Paper is well written and easy to follow. The problem setting is timely, well motivated, and likely to be relevant to the ICLR community. There is sufficient discussion of related work to contextualize the technical contributions.
Experiments are conducted on standard benchmarks and the overall experimental design appears to be rigorous. The authors compare their proposed method against seemingly strong baselines.
Ablations are useful for understanding the relative importance of each component.

缺点

While the technical contributions are interesting and the proposed method empirically appears to be competitive, the paper currently lacks analysis and insights into why the method works well. The authors repeatedly note that the design of the distillation loss and task weighting permits transfer of knowledge across tasks even when the tasks are seemingly dissimilar (and the results in Figure 5 empirically show that this seems to be the case), but I feel that the paper could be a lot more insightful if it wasn't strictly focused on beating the baselines. For example, it would be helpful to visualize how the task weights change over the course of training, and whether the discovered task similarities match human intuition / are semantically meaningful.
The paper lacks discussion of limitations. For example, what if source tasks are distinctly different? E.g. transferring the DMControl source models to Meta-World and vice-versa. Would there be any benefit of pretraining compared to simply training a world model from scratch on the target task? What would the task weights look like in this setting? What are other likely failure modes / limitations of the proposed method? Experiments are only conducted with offline datasets that consist purely of expert behavior. Would the proposed method work for offline datasets of mixed-quality behavior?

问题

Addressing my comments listed in the weaknesses section is most likely to change my opinion. However, I'd also like the authors to clarify the following:

In the case of the DMControl experiments, the authors only consider target tasks using the Quadruped embodiment which is not included in the offline dataset.
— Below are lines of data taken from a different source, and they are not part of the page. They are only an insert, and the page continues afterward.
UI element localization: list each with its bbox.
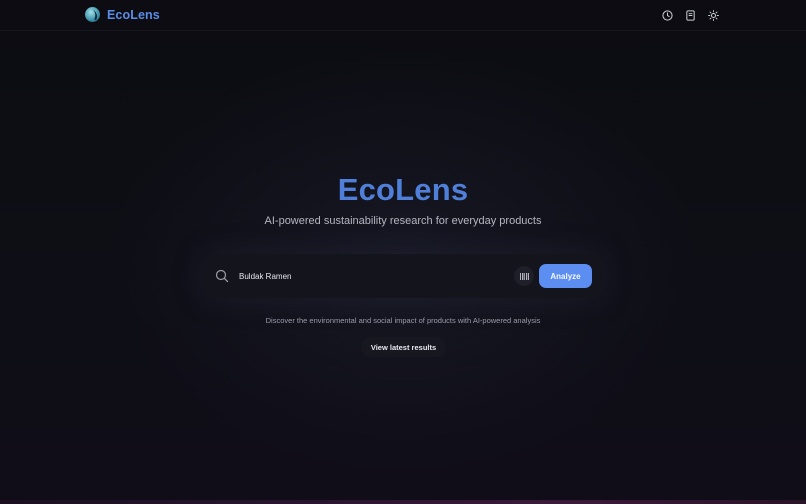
saved-button[interactable] [683,8,697,22]
header-actions [660,8,720,22]
search-icon [215,269,229,283]
sun-icon [707,9,719,21]
description-text: Discover the environmental and social im… [265,316,541,325]
barcode-scan-button[interactable] [514,266,534,286]
product-search-input[interactable] [239,266,499,286]
barcode-icon [519,272,529,280]
page: EcoLens EcoLens AI-powered sustainabilit… [0,0,806,504]
brand-logo[interactable]: EcoLens [85,7,160,22]
search-bar: Analyze [203,254,603,298]
theme-toggle-button[interactable] [706,8,720,22]
bottom-edge-gradient [0,500,806,504]
bookmark-icon [685,9,695,21]
top-bar: EcoLens [0,0,806,31]
history-button[interactable] [660,8,674,22]
view-latest-results-button[interactable]: View latest results [361,337,446,357]
hero-subtitle: AI-powered sustainability research for e… [264,215,542,227]
leaf-globe-icon [85,7,100,22]
analyze-button[interactable]: Analyze [539,264,592,288]
hero-title: EcoLens [337,172,469,207]
clock-icon [661,9,673,21]
brand-name: EcoLens [107,7,160,22]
Why did the authors choose these particular tasks for transfer? What would the results look like for a transfer setting in which the target task is a seen embodiment but unseen task? Intuitively, I would expect transfer to be most effective in this setting, since the dynamics are exactly the same -- only the task (reward function) is new. The Meta-World experiments don't quite cover this setting since objects and thus dynamics differ even though it is the same robot.
Code is provided as supplementary material. Are the authors committed to open-sourcing their code in case of acceptance?